Finally, sometimes our actions come as a result of a more subtle selfish desire—the desire to rid ourselves of guilt. Some aid agencies play heavily on that desire in their requests for help. They show videos of starving children with distended stomachs and big, sad, brown eyes. They compare the poverty of places like India and Africa with our own wealth. And they do this knowing that many of us will try to assuage our guilt and give ourselves some pleasure by sending some cash their way. Again, our giving becomes not an act of active submission, but a caving in to a selfish desire to be free from our own guilty feelings.

Like the Israelites of old, we have a tendency to turn our deeds into obligations or ways of fulfilling our own desires. When we do this, God takes no delight in them whatsoever. He says to us the same thing he had the prophet Amos tell the people of Israel: “I hate, I despise your feasts, and I take no delight in your solemn assemblies. Even though you offer me your burnt offerings and grain offerings, I will not accept them; and the peace offerings of your fattened animals, I will not look upon them. Take away from me the noise of your songs; to the melody of your harps I will not listen.” To avoid God’s wrath, we must examine ourselves for the same hypocrisy shown by Israel.

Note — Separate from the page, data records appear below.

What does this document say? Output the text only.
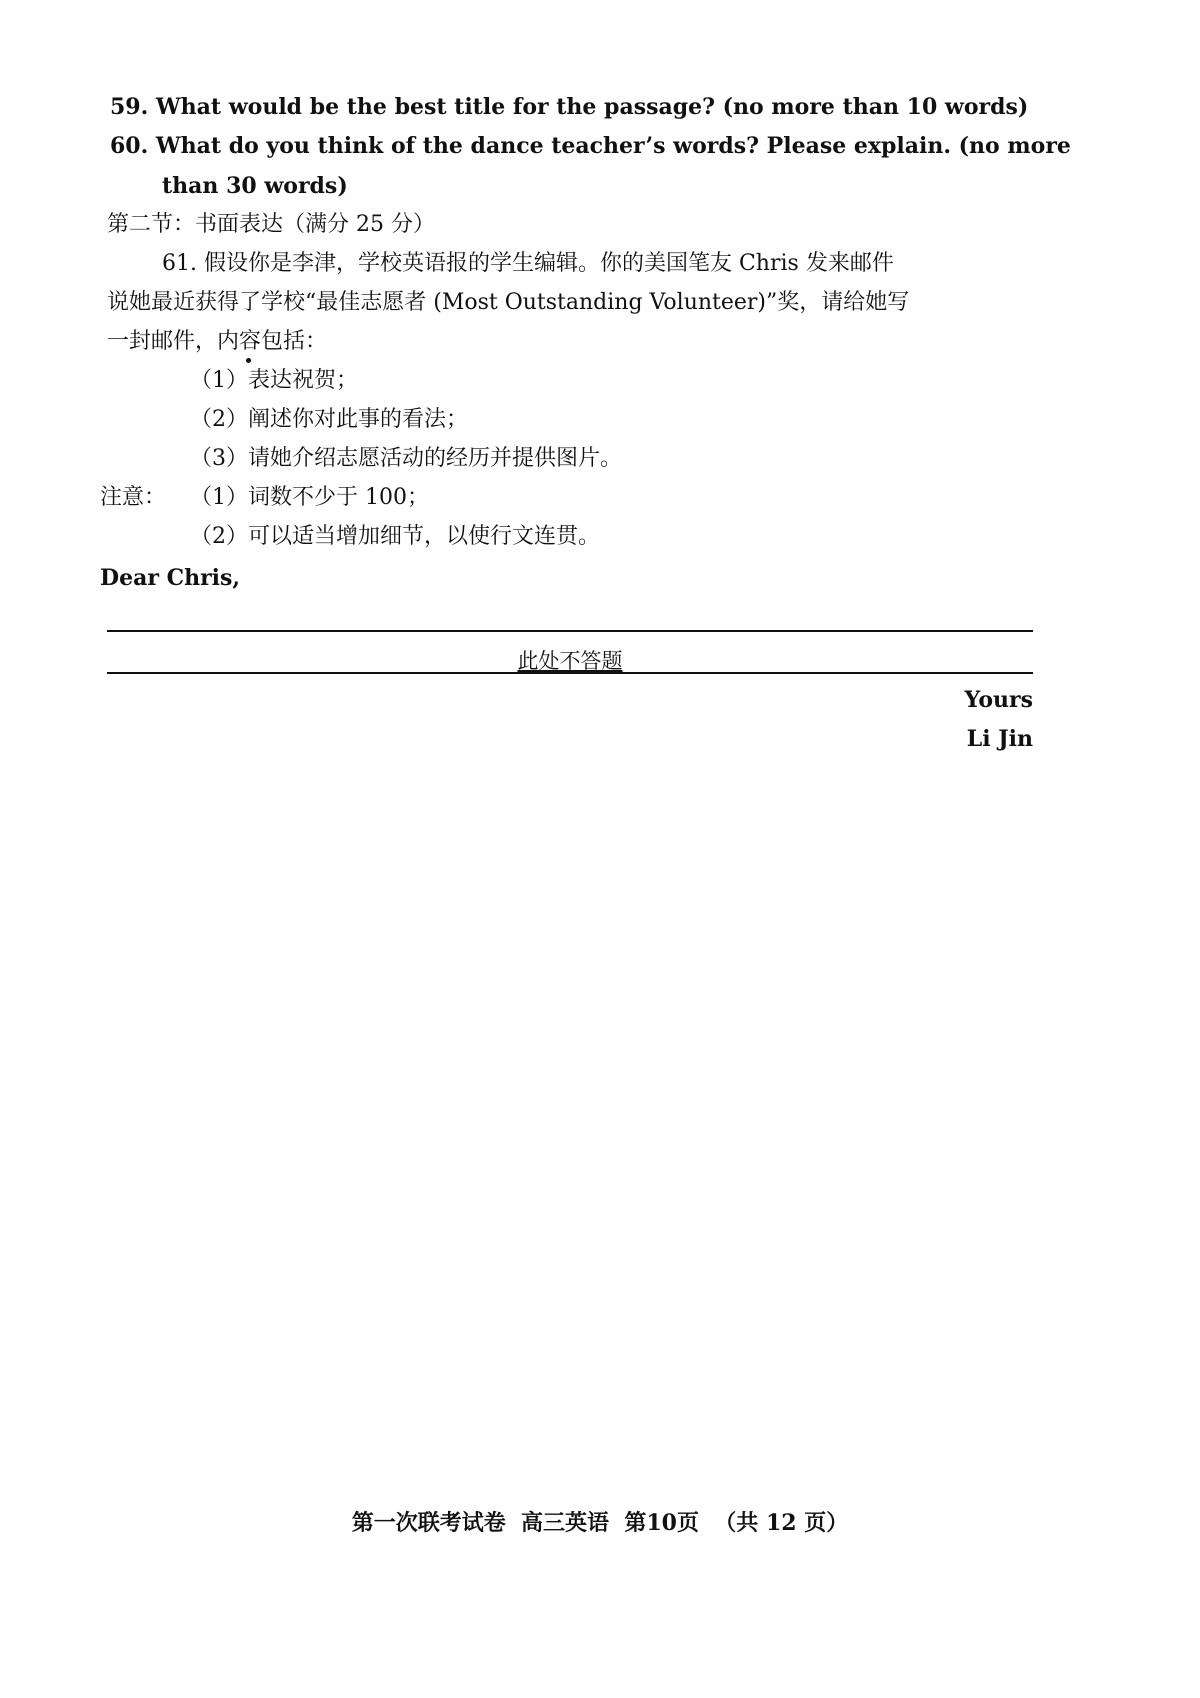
59. What would be the best title for the passage? (no more than 10 words)
60. What do you think of the dance teacher’s words? Please explain. (no more
than 30 words)
第二节：书面表达（满分 25 分）
61. 假设你是李津，学校英语报的学生编辑。你的美国笔友 Chris 发来邮件
说她最近获得了学校“最佳志愿者 (Most Outstanding Volunteer)”奖，请给她写
一封邮件，内容包括：
（1）表达祝贺；
（2）阐述你对此事的看法；
（3）请她介绍志愿活动的经历并提供图片。
注意： （1）词数不少于 100；
（2）可以适当增加细节，以使行文连贯。
Dear Chris,
此处不答题
Yours
Li Jin
第一次联考试卷  高三英语  第10页  （共 12 页）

B. We need to actively submit

But beyond simply looking to put away our own hypocrisy, the prophet’s words tell us that we need to actively submit. Our entire lives need to be given over to making the pleasure and delight of God and the people around us a priority. We must put ourselves last and serve our neighbors without any expectation of receiving anything in return. In doing so, we reflect the life our Savior, Jesus Christ, who submitted himself completely, giving up his very life for us sinners so that we may receive the ultimate delight of living forever in relationship with our Creator-Father. We need to actively submit.

1. Putting others first

We do this in two ways—by being active, not passive, and by putting others first.

There are any number of positive ways we can work to put others first. Let me highlight just a few.

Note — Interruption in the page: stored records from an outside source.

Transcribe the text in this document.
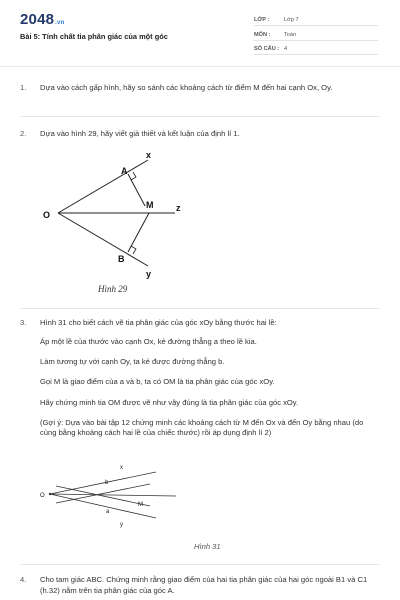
2048.vn
Bài 5: Tính chất tia phân giác của một góc
LỚP :	Lớp 7
MÔN : Toán
SỐ CÂU : 4
1.	Dựa vào cách gấp hình, hãy so sánh các khoảng cách từ điểm M đến hai cạnh Ox, Oy.
2.	Dựa vào hình 29, hãy viết giả thiết và kết luận của định lí 1.
O
A
B
M
x
y
z
Hình 29
3.	Hình 31 cho biết cách vẽ tia phân giác của góc xOy bằng thước hai lề:
Áp một lề của thước vào cạnh Ox, kẻ đường thẳng a theo lề kia.
Làm tương tự với cạnh Oy, ta kẻ được đường thẳng b.
Gọi M là giao điểm của a và b, ta có OM là tia phân giác của góc xOy.
Hãy chứng minh tia OM được vẽ như vậy đúng là tia phân giác của góc xOy.
(Gợi ý: Dựa vào bài tập 12 chứng minh các khoảng cách từ M đến Ox và đến Oy bằng nhau (do cùng bằng khoảng cách hai lề của chiếc thước) rồi áp dụng định lí 2)
O
M
x
y
b
a
Hình 31
4.	Cho tam giác ABC. Chứng minh rằng giao điểm của hai tia phân giác của hai góc ngoài B1 và C1 (h.32) nằm trên tia phân giác của góc A.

a. Recognize the impoverished in our community

First, we need to recognize the impoverished in our community. I wish more of you could have the opportunity to serve as a deacon in this church. More than one person has commented to me that when they became a deacon they learned that there was an entire sector of our community of which they had been completely unaware.

Sometimes this lack of awareness is purposeful. Dealing with people who have been sucked into poverty is difficult—even maddening. Our assumptions about how people behave get thrown out the window. We see things and get involved in situations that make us cry or make us sick. And so we avoid getting involved.

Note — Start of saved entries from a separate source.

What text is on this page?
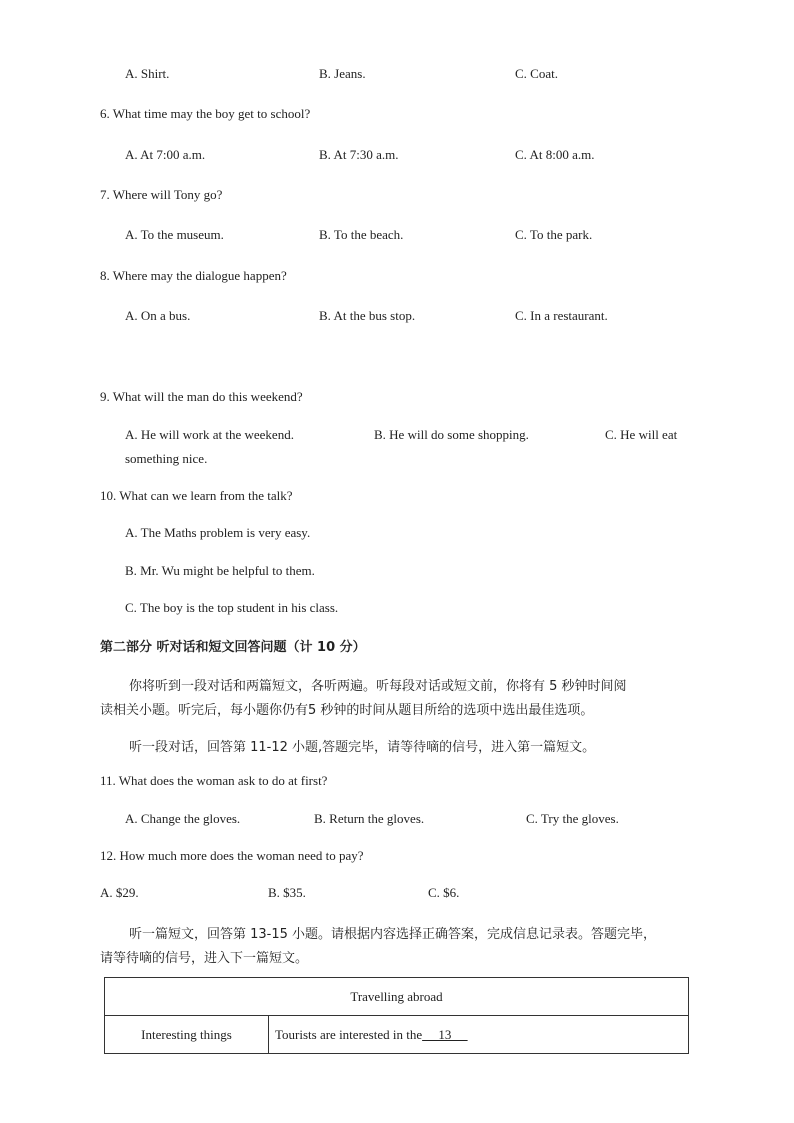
A. Shirt.	B. Jeans.	C. Coat.
6. What time may the boy get to school?
A. At 7:00 a.m.	B. At 7:30 a.m.	C. At 8:00 a.m.
7. Where will Tony go?
A. To the museum.	B. To the beach.	C. To the park.
8. Where may the dialogue happen?
A. On a bus.	B. At the bus stop.	C. In a restaurant.
9. What will the man do this weekend?
A. He will work at the weekend.	B. He will do some shopping.	C. He will eat
something nice.
10. What can we learn from the talk?
A. The Maths problem is very easy.
B. Mr. Wu might be helpful to them.
C. The boy is the top student in his class.
第二部分 听对话和短文回答问题（计 10 分）
你将听到一段对话和两篇短文，各听两遍。听每段对话或短文前，你将有 5 秒钟时间阅
读相关小题。听完后，每小题你仍有5 秒钟的时间从题目所给的选项中选出最佳选项。
听一段对话，回答第 11-12 小题,答题完毕，请等待嘀的信号，进入第一篇短文。
11. What does the woman ask to do at first?
A. Change the gloves.	B. Return the gloves.	C. Try the gloves.
12. How much more does the woman need to pay?
A. $29.	B. $35.	C. $6.
听一篇短文，回答第 13-15 小题。请根据内容选择正确答案，完成信息记录表。答题完毕，
请等待嘀的信号，进入下一篇短文。
Travelling abroad
Interesting things	Tourists are interested in the     13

Sometimes the lack of awareness is just because of the way we live our lives in our comfortably sheltered suburbia, looking through rose-colored stained glass windows, pretending poverty doesn’t exist, or that when it does it is someone else’s problem, someone else’s fault. We blame it on bad behavior, on a lack of willingness to learn English, a lack of desire to improve oneself. In doing so, we shift the blame away from ourselves.

But we cannot actively untie the cords of the yoke of poverty unless we recognize poverty within our community. We cannot actively loose the chains of injustice unless we know about the injustices suffered by people around the world. Unless we know where we can find the hungry, the poor, and the naked, we won’t be able to share our food, provide shelter, and clothe the naked. We need to recognize the impoverished in our community.

b. Live in a way that helps others

Another way to put others first is to live in a way that helps others. This includes giving of course—helping others a priority in our lives. I’ve said it before, and I’ll say it again: I am so appreciative of the way Calvin Church does this symbolically every week by making the first offering each morning a benevolent offering—an offering destined to help those in need in some way. The active submission God desires from us means putting others first, and our offering structure is symbolic way of doing this. I hope you can find a way in your lives to also make sure that your “first offering” is for helping others, and it is only after that that you provide for your own needs and desires.

c. Spread the wealth

A third way we can put others first is to spread the wealth. Now I know that my use of those words is going to be controversial, given how those words have been used and abused in the current election campaign. As Christians, we may disagree on how we spread the wealth and the role of the state in doing so. But as Christians, whose job it is to put the welfare of others above our own, we must recognize that we have an obligation to spread the wealth.

In our text this morning, God is not saying “The poor you have with you always, so relax, take your time, pay your bills, balance your budget, fill up the SUV, build a big house out in the town, take a vacation, and, if there are any crumbs left on the table, have your kids put some pennies in their Peter Fish to help the hungry.” Rather, God clearly gives feeding the hungry high priority on the daily agenda of God’s people, even higher than providing for our own security, whether it be job security, security in our retirement investments or our kids’ college funds, or security in our access to foreign oil.

Our only security, our only comfort, comes from the fact that we belong, body and soul, to our faithful savior Jesus Christ. And that security is a security that cannot be taken from us. Our response to that security can be no less than doing just what Jesus did—putting our own pleasure and delight below that of others.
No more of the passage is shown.